LATEST SENATOR DONNELLY
Washington, D.C. —U.S. Senator Joe Donnelly released the following statement on the latest partisan Senate health care proposal to repeal the health care law, the Graham-Cassidy bill, which is expected to be voted on in the Senate next week.
Donnelly said, “I’ve said from the beginning that we can improve our health care system by working together, Democrats and Republicans. The Graham-Cassidy proposal, like previous partisan efforts to repeal the health care law, would harm Hoosiers—forcing people to lose coverage, raising health care costs for seniors, ending the bipartisan HIP 2.0 program as we know it, and it could jeopardize critical protections for folks with pre-existing conditions. I hope that we can return to the bipartisan effort I have been actively involved in to stabilize the insurance markets.”

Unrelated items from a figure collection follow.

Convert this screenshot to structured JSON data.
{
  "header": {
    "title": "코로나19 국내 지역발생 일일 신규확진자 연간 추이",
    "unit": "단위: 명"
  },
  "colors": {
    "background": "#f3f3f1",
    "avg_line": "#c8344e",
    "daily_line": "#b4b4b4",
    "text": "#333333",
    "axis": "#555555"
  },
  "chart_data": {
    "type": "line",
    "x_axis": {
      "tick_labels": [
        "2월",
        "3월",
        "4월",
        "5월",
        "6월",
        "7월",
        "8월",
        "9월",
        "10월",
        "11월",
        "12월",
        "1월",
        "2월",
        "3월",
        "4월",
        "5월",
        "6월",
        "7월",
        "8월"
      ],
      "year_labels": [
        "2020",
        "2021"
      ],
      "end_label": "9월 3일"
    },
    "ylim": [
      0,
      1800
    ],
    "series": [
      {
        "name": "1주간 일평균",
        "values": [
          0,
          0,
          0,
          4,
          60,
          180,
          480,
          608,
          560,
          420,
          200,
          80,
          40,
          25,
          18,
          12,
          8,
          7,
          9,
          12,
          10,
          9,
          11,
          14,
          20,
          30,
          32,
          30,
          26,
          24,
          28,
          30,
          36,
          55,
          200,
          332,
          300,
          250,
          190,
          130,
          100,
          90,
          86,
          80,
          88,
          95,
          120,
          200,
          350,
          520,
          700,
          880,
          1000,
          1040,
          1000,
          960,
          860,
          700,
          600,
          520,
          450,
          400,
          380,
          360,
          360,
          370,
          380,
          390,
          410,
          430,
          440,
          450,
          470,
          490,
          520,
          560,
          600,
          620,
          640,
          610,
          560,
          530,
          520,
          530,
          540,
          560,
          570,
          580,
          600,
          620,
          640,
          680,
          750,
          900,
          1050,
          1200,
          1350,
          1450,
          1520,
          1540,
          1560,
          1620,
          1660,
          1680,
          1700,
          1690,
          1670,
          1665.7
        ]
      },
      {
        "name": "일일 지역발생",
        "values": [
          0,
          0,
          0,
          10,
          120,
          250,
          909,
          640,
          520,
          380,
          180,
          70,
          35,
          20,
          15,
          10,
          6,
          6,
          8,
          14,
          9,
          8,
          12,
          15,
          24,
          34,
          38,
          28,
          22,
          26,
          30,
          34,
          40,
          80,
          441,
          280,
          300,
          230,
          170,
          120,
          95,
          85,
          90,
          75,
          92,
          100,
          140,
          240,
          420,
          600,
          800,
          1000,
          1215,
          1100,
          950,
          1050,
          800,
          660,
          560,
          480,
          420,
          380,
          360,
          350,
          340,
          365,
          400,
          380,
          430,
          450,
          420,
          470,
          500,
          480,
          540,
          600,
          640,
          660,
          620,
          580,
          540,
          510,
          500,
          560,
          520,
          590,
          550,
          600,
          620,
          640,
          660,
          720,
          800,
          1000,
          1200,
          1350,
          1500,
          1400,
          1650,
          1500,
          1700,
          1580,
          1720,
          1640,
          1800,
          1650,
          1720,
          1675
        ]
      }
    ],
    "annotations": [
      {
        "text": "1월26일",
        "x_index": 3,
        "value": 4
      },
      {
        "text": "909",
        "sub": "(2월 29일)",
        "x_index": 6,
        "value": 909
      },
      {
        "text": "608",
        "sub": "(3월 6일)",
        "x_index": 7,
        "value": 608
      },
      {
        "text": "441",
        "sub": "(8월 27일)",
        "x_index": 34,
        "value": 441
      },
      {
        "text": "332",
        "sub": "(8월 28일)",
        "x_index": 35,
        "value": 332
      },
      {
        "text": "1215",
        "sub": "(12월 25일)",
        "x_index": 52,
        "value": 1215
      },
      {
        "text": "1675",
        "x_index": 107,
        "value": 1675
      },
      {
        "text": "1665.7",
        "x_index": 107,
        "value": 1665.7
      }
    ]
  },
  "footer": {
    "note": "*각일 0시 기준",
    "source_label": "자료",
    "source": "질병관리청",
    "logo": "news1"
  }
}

The Graham-Cassidy proposal would turn Medicaid into a per-capita cap system, which would result in Indiana losing federal funding and could result in people losing coverage or paying more for coverage. And it would end HIP 2.0 as we know it, which Donnelly worked with then-Governor Mike Pence to establish through the Affordable Care Act. Nearly 400,000 Hoosiers use HIP 2.0 to access health care and it’s a program that has been critical to Indiana’s efforts to address the opioid epidemic.
According to a report from Avalere released today, Indiana would lose $7 billion in federal funding between 2020-2027 and $74 billion between 2020-2036.
Senate consideration of the Graham-Cassidy proposal will come the same week as the September 27th deadline for insurance companies to finalize their 2018 insurance rates. According to Indiana insurers, the combination of legislative uncertainty created by efforts to repeal the health care law and the Administration’s failure to commit to making Cost Share Reduction (CSR) payments is likely to result in 15% cost increases in 2018. For months, Donnelly has been calling on the Administration to commit to making the CSR payments and has been actively engaged in bipartisan efforts in the Senate to stabilize the insurance markets.